Kenya

Things I Say on the Streets of Nairobi

Sometimes I’m amazed how much random stuff comes out of my mouth when I’m walking around Nairobi. I’m terrible at conversational Swahili, but it seems like I always have a quip ready to throw back at someone who shouts at me on the street. Here are some I’ve used recently:

  • Jina langu si John” (my name ain’t John) to the guy who yells, “Johnny!” (I never understood why they call white guys “John”… I heard it might be related to the British troops stationed here. Maybe John is a common name for a white guy?)
  • Hakuna jua” (there’s no sun) to the guy who asks if I wanna buy some sunglasses on an overcast day.
  • Nimeshaziona” (I’ve already seen ’em) or “Niko nazo kwa nyumba” (I got those in the house) to the guy selling DVDs.
  • Huyu si bibi, ni dada” (she ain’t my girlfriend, she’s my sister) to the guy who asks if I wanna buy roses for the girl I’m walking with.
  • Mimi si mtalii” (I ain’t a tourist) to the guy who says, “Jambo
  • Si endi mbali” (I ain’t going far), “Nachukua route 11” (I’m taking route 11… my legs), or “Gari yako haina hewa” (your car doesn’t have any music) to the guy asking if I want a taxi.
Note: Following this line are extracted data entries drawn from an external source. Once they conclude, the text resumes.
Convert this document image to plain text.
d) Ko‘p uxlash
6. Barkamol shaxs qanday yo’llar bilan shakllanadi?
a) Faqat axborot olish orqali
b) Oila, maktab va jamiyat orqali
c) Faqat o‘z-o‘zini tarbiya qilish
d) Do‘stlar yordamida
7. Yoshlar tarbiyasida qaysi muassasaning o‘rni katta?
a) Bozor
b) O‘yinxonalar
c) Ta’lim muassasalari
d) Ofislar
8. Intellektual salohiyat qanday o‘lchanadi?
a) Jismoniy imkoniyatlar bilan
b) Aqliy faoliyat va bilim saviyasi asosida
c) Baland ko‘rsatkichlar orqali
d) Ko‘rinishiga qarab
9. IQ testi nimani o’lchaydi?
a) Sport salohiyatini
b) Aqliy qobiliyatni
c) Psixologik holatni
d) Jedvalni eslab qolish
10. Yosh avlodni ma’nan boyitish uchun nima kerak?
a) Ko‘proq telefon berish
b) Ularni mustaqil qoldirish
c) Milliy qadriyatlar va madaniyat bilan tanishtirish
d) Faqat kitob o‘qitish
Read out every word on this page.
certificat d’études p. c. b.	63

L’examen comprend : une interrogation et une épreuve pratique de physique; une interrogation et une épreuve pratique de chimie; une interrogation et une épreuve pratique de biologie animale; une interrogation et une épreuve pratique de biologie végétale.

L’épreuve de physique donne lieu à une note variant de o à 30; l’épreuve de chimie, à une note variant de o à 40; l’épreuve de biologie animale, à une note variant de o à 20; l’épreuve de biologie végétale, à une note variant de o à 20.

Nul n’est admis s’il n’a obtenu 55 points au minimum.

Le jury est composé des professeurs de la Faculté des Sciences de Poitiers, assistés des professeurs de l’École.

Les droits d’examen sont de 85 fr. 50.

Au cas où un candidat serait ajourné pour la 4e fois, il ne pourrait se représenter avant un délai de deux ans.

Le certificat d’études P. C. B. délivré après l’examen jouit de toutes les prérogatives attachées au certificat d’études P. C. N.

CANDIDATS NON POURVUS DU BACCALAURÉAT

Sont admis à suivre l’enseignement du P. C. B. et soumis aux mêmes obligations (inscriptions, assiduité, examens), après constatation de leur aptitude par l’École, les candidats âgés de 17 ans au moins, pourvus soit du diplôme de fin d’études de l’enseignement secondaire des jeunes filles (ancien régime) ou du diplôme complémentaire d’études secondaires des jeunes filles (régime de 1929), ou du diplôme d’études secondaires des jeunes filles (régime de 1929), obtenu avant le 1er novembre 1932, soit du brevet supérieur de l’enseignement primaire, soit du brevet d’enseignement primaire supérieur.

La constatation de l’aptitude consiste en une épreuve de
I don’t even have to think about what to say most of the time. The words are rolling off my tongue before I even get a chance. I have no idea where it comes from; was I always like this or was it something I learned after living in Kenya for a few years? Maybe it’s the “mjanja” (hustler) Kenyan culture, or maybe I’m just a smart aleck. Luckily people don’t really get mad, they just laugh.

I think I’ve actually made a lot of friends (or at least friendly faces) this way. One DVD guy who stands outside Sarit center always says, “Simba!” (lion… it’s a Rastafari thing) when he sees me, and he knows I never buy. The other DVD guy always remembers that I prefer TV series to movies, and asks if I still want him to find me a copy of The Tudors.

Taxi drivers are the most fun to mess with, though. It’s just so easy! When they see you walking around the parking lot of The Mall in Westlands they immediately ask, “Taxi?” It’s terrible for them because there are like twenty taxis right there, and right next to the taxi rank is a matatu stage. Let me see, taxi for 300 shillings or in a bangin’ loud matatu for 20? Na muambia, “Wee, si tumiangi taxi. Naenda kwa mathree!” (I tell them, “Man, I don’t use taxis. I’m going in a matatu!”).

Karibu Kenya (welcome to Kenya)!

3 Comments

  1. Wairimu

    LOL on the wise cracks. I did that a lot when I was back home, then I got to the States and realised some can be fatal if said int he wrong direction so I tamed the tongue quite a bit. Looking forward to street theatre.

    Johnny was the name they called the Brits, not sure if it was for random jamaas or troops but I’ve heard some of my older relatives sometimes refer to them such. Pole, hope it doesn’t offend.